Educating nearly 150,000 kids is a difficult enough task in itself, but effectively operating and maintaining the billions of dollars in buildings and assets that are needed to facilitate their education is yet another vast area of needed expertise.

With 40 percent of its buildings over 50 years old and an estimated $8.5 billion needed —for which only $210 million is annually available— to repair, replace and upgrade existing facilities, the PGCPS saw an opportunity to find committed help in the private sector to handle those risks, while allowing them to better focus on educating students.

PGCPS retains ownership and control under the contract, which includes provisions that major construction elements are to be completed in under four years as opposed to the up-to 17 years it would’ve taken for construction if the district did not use the public-private partnership. As part of the agreement, PGCPS maintenance staff will complete and assist some of the work, too.

Financing is another dilemma facing school districts and state and local governments. While governments have inherent interest rate advantages over the private sector in obtaining loans, issuing new debt comes with its own credit rating risks and political risks that private financial capital considerations may be able to handle or avoid.

With PGCPS, the quicker construction timeline and overcoming deferred maintenance issues was enough to offset the more expensive cost of private capital, ultimately generating an estimated $180 million in savings over a traditional “design-build-bid” option.

This deal is a structure that works well in infrastructure globally.

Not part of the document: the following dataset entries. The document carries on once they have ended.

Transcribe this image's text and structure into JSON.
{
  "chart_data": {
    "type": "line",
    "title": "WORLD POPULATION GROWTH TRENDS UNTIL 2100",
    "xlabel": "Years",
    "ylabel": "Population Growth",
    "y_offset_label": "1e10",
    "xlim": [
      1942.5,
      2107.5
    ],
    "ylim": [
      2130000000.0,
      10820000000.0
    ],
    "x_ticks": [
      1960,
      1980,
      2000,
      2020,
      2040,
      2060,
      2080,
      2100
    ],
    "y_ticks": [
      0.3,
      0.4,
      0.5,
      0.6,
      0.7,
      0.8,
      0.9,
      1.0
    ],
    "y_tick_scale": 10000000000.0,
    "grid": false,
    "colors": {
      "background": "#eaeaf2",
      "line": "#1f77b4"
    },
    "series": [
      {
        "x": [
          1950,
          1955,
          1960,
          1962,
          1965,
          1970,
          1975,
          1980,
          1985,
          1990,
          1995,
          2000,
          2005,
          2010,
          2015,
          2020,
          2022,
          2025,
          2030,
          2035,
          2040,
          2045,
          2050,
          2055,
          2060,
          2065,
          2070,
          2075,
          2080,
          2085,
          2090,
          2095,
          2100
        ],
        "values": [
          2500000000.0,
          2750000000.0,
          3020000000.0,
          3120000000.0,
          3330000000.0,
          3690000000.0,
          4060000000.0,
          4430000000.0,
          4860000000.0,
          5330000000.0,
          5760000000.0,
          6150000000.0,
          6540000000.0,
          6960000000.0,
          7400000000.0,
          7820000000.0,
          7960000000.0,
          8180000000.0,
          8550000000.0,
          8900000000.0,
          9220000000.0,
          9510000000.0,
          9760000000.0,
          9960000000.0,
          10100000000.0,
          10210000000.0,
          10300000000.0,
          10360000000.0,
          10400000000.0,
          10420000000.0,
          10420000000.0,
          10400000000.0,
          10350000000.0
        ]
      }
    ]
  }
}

The public sector retains control, oversight, and of the operation, as well as the ownership of its facilities, while the private partners deliver infrastructure and services to the agencies, often with innovations, speed, and cost savings that government agencies would be unable to achieve on their own.

With K-12 schools, the advantages of entering a P3 to build and maintain schools should be clear. School districts do not build new schools very often. Therefore, while local government boards of education do have some knowledge of how to design educational facilities to their needs, other grittier details over construction and maintenance may fall mostly outside of those agencies’ typical expertise. But by tapping into private expertise through a P3, the local agencies get infrastructure delivered to its specifications, with the added assurance that repair and maintenance problems are handled by parties that have readily available resources to complete the work.

While the Prince George’s County Public Schools public-private partnership deal appears to be the first of its kind for K-12 schools, colleges have increasingly embraced the P3 model to similar ends. The fast-growing University of California-Merced completed the construction phase of a campus expansion P3 last year. That deal includes provisions that hold the private partner accountable for meeting the school’s ambitious environmental goals for sustainable growth.

Prince George’s County’s P3 is something that other school districts should explore. Tapping the private sector to design and manage school facilities and preventing the costly and problematic deferred maintenance issues many school districts confront is worth examining. By entering public-private partnerships, local governments, school boards, and districts can transfer costs and risks they are often ill-equipped to handle over to private entities, allowing school leaders to focus on education.